La programmazione di S.T.R.E.E.T.S non si arresta proseguendo, per il momento, fino alla fine dell’anno: il 7 ottobre ai Giardini della Flora nella Reggia di CASERTA con exhibition, public speaking, interactive lab su tecnologia e salute; il 14 ottobre, in concomitanza con l’apertura dell’Anno Accademico dell’Università degli Studi di SALERNO, nel Campus Universitario di FISCIANO che apre i laboratori e i luoghi della formazione per sondare le concrete opportunità di sviluppo economico e di impatto sociale della ricerca; per l’intero mese di dicembre 2022 con science show e game educativi nelle piazze e siti monumentali della città di BENEVENTO.

LA NOTTE PER LE SCUOLE, LE SCUOLE PER LA NOTTE

Tutte le piazze e i luoghi di ricerca che ospiteranno gli eventi di comunicazione e divulgazione della scienza per S.T.R.E.E.T.S. hanno attivato dei sistemi di prenotazione ed accesso alle attività – ad hoc per classi di studenti di ogni età – in stretta collaborazione con gli Uffici Scolastici Regionali di Campania e Lazio Meridionale per venire incontro a specifiche esigenze di orari (le mattine del 30 settembre e del 1 ottobre) e logistiche e dar loro l’opportunità di “vivere un’esperienza” e “sperimentarsi ricercatori”, incoraggiando a comprendere anche i vantaggi sociali delle professioni della ricerca. Inoltre studentesse e studenti presenteranno i risultati di alcuni progetti scientifici realizzati insieme ai propri docenti, accompagnati da un’equipe composta dai referenti di alcuni Enti di ricerca e Atenei aderenti alla rete S.T.R.E.E.T.S. Molti delle ricercatrici e dei ricercatori hanno fin da subito messo in campo per S.T.R.E.E.T.S la propria esperienza di collaborazione, a più livelli, con le scuole – in particolare secondarie di II grado – nella scrittura di percorsi di divulgazione scientifica che si intersecano con concrete attività di ricerca.
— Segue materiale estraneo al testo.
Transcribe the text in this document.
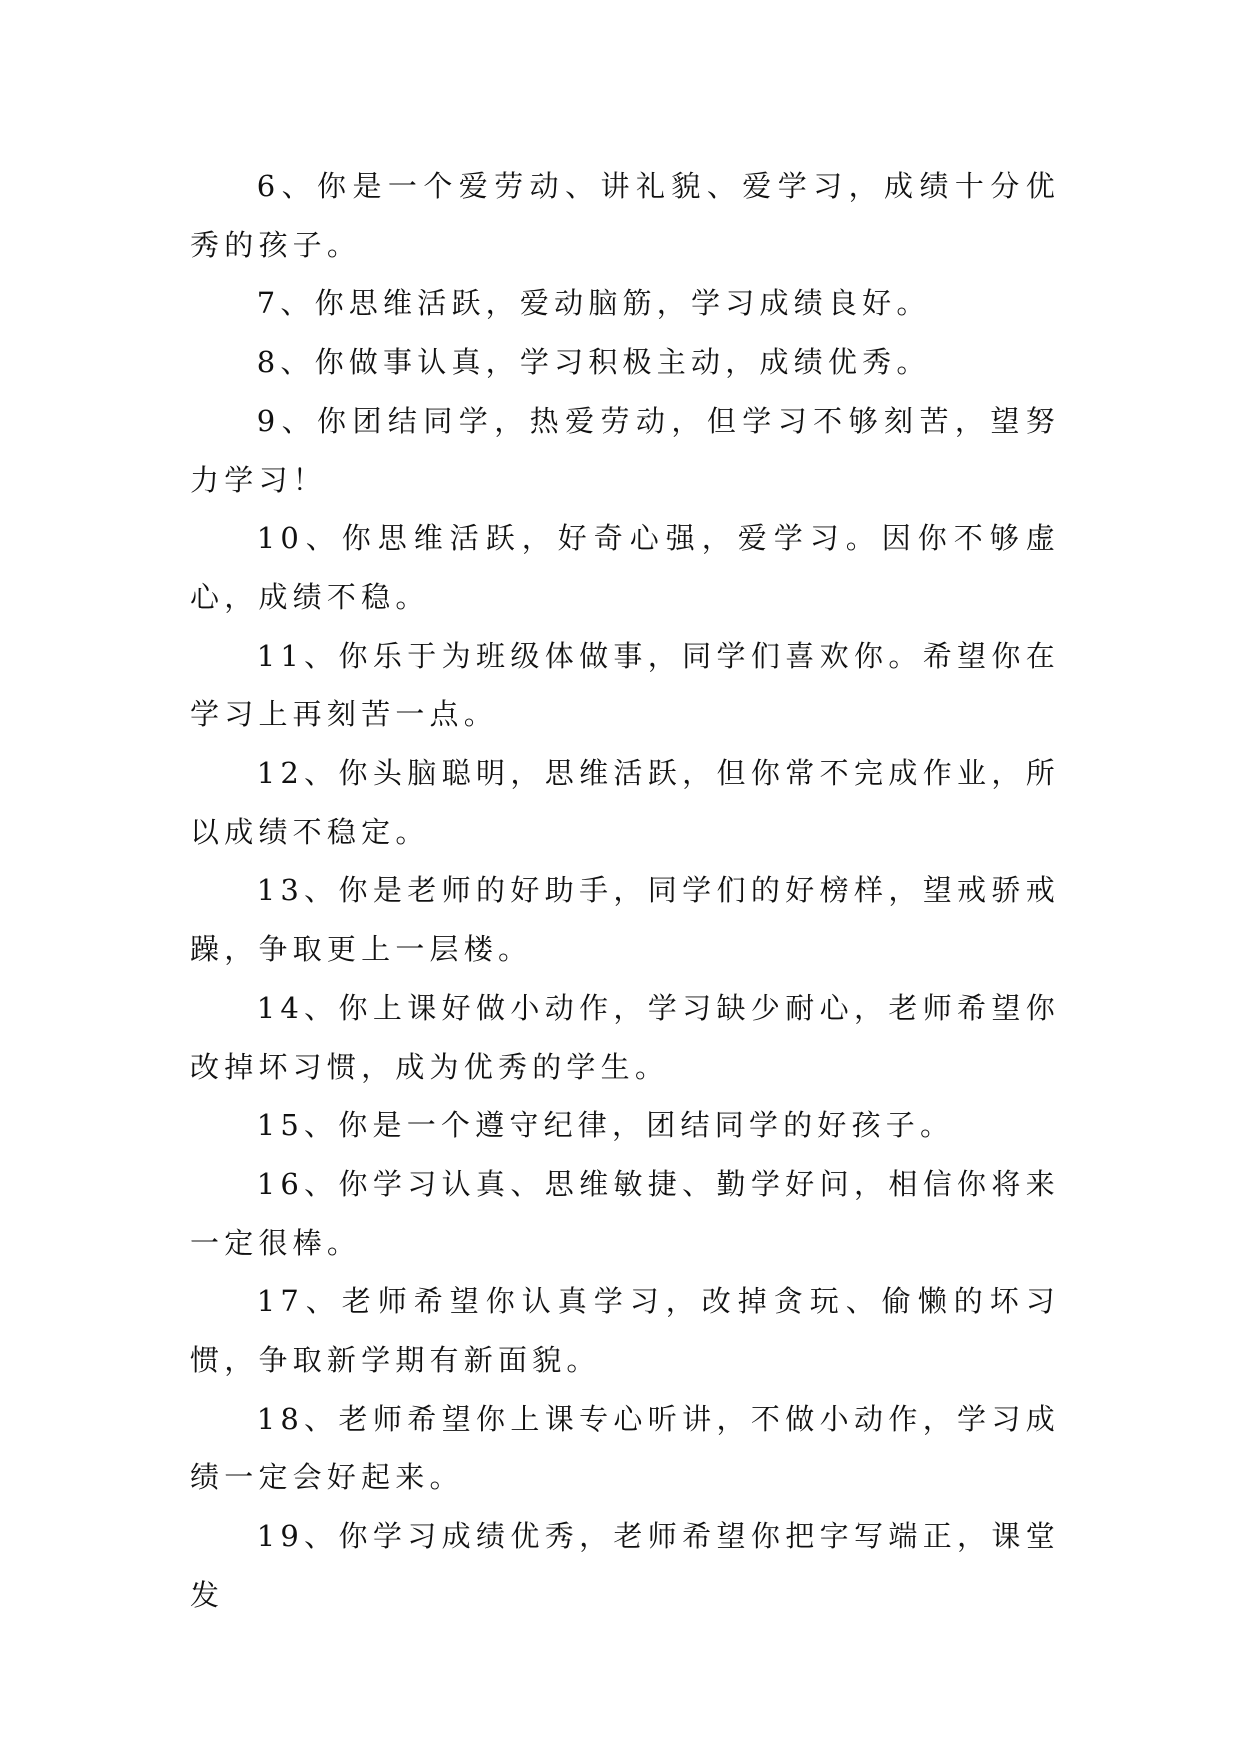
6、你是一个爱劳动、讲礼貌、爱学习，成绩十分优秀的孩子。

7、你思维活跃，爱动脑筋，学习成绩良好。

8、你做事认真，学习积极主动，成绩优秀。

9、你团结同学，热爱劳动，但学习不够刻苦，望努力学习！

10、你思维活跃，好奇心强，爱学习。因你不够虚心，成绩不稳。

11、你乐于为班级体做事，同学们喜欢你。希望你在学习上再刻苦一点。

12、你头脑聪明，思维活跃，但你常不完成作业，所以成绩不稳定。

13、你是老师的好助手，同学们的好榜样，望戒骄戒躁，争取更上一层楼。

14、你上课好做小动作，学习缺少耐心，老师希望你改掉坏习惯，成为优秀的学生。

15、你是一个遵守纪律，团结同学的好孩子。

16、你学习认真、思维敏捷、勤学好问，相信你将来一定很棒。

17、老师希望你认真学习，改掉贪玩、偷懒的坏习惯，争取新学期有新面貌。

18、老师希望你上课专心听讲，不做小动作，学习成绩一定会好起来。

19、你学习成绩优秀，老师希望你把字写端正，课堂发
Dopo due anni di pandemia, la Notte ha offerto loro il “palcoscenico” appropriato per condividere con un ampio pubblico, dal vivo e in via empirica i risultati raggiunti.

Speciale attenzione alle iniziative RESEARCHERS@SCHOOL attività su misura per giovani e studenti da svolgersi nell’intero anno scolastico (e accademico) con approcci metodologici diversi per età diverse dalla sperimentazione della curiosità negli alunni delle scuole primarie alle opportunità di carriera per gli studenti universitari. 10 format inediti da inserire nei percorsi curricolari attraverso una programmazione di didattica partecipata: dagli Open Lab per far entrare le classi nei laboratori di ricerca agli eXperiscuola per allestire le aule come laboratori aperti alle famiglie e al territorio; dalle indagini sulle connessioni fra scienza e arte con Dreaming Green Streets alle strategie per affrontare le quotidiane sfide come i cambiamenti climatici negli School Strike 4 Climate; dagli Science Snacks liberamente mutuati dall’Exploratorium di San Francisco alle attività di indagine dei fenomeni in Investigatori a Scuola! e game educativi interattivi della proposta Scienza in Gioco oltre a Science Show e storytelling partecipativi Storie di scienza fino alle Frontiere per giovani menti come speciale occasione di coinvolgimento delle ricercatrici e dei ricercatori della Marie Skłodowska-Curie fra i protagonisti del programma STREETS. Attivi nelle Università e negli Enti di Ricerca aderenti alla rete STREETS nell’ambito del Programma Marie Skłodowska Curie proporranno live and streaming talk per far conoscere i loro percorsi professionali ma anche la determinazione con cui non si sono arresi di fronte alla mancanza di fondi con cui il mondo della ricerca spesso si imbatte in Italia e anche all’estero.